For those who are visually impaired and find reading a visual captcha difficult, an alternative exists in the form of audio captchas; in these the string of letters and numbers are sent in an audio file which is then played to the user. To make it difficult for automatic speech recognition systems to understand the captchas, audio noise is usually added to the captcha. The researchers point out that audio captchas might be weaker than their visual equivalents due to human physiology. The human visual system is much more complex than the audio system, and on the other hand modern signal processing systems are advanced. As a consequence, "the difference between human and computer audio capabilities is likely significantly less than the difference between human and computer visual processing"

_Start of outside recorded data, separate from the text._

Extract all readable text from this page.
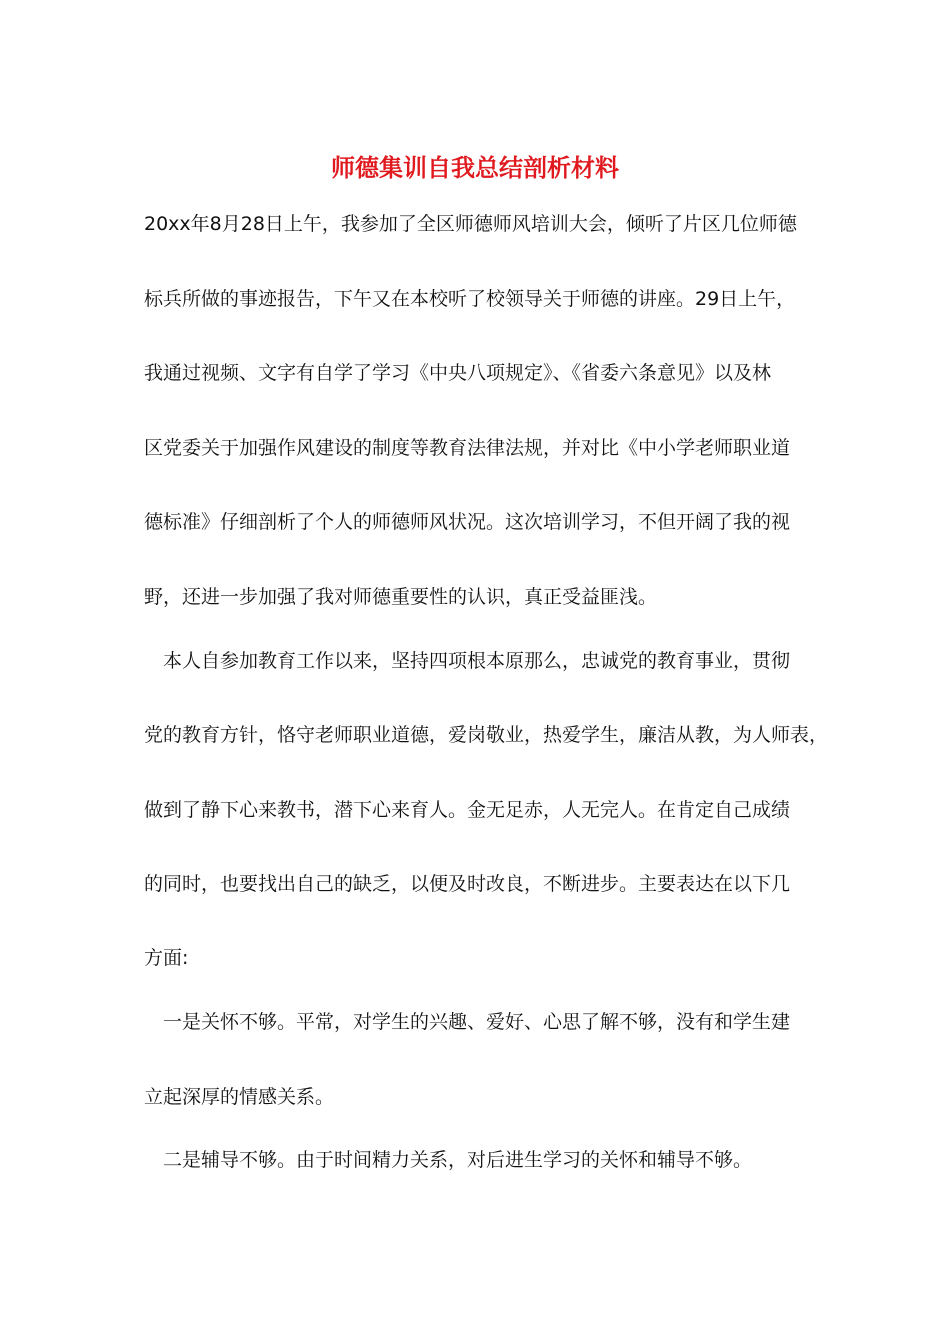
师德集训自我总结剖析材料
20xx年8月28日上午，我参加了全区师德师风培训大会，倾听了片区几位师德
标兵所做的事迹报告，下午又在本校听了校领导关于师德的讲座。29日上午，
我通过视频、文字有自学了学习《中央八项规定》、《省委六条意见》以及林
区党委关于加强作风建设的制度等教育法律法规，并对比《中小学老师职业道
德标准》仔细剖析了个人的师德师风状况。这次培训学习，不但开阔了我的视
野，还进一步加强了我对师德重要性的认识，真正受益匪浅。
本人自参加教育工作以来，坚持四项根本原那么，忠诚党的教育事业，贯彻
党的教育方针，恪守老师职业道德，爱岗敬业，热爱学生，廉洁从教，为人师表，
做到了静下心来教书，潜下心来育人。金无足赤，人无完人。在肯定自己成绩
的同时，也要找出自己的缺乏，以便及时改良，不断进步。主要表达在以下几
方面:
一是关怀不够。平常，对学生的兴趣、爱好、心思了解不够，没有和学生建
立起深厚的情感关系。
二是辅导不够。由于时间精力关系，对后进生学习的关怀和辅导不够。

According to the researchers, adding noise to a captcha is not enough to reliably interfere with automatic recognition. They have developed software called Decaptcha which filters out background noise, separates the likely characters and digits and recognises them after a training phase with a 50 per cent probability. The researchers used various methods and algorithms, which they describe in the paper "The Failure of Noise-Based Non-Continuous Audio Captchas" PDF. The web sites of companies such as Microsoft and Yahoo would offer very little resistance to spammers who used techniques similar to those the researchers have developed.

Their software successfully decoded Microsoft's audio captcha about 50 per cent of the time. Of the systems they tested, the most difficult was that from reCAPTCHA, whose captchas were recognised only about 1 per cent of the time. However, this small success rate is considered high risk for sites such as YouTube and Facebook, "that get hundreds of millions of visitors each day."

According to the researchers, the reason Google's reCAPTCHA is the one exception is that this introduces semantic noise into the captcha – sounds with meaning, such as song lyrics or background conversations. This upsets the filtering ability of Decaptcha. The researchers recommend that providers of audio captchas perform further research in this field in order to make the process more robust.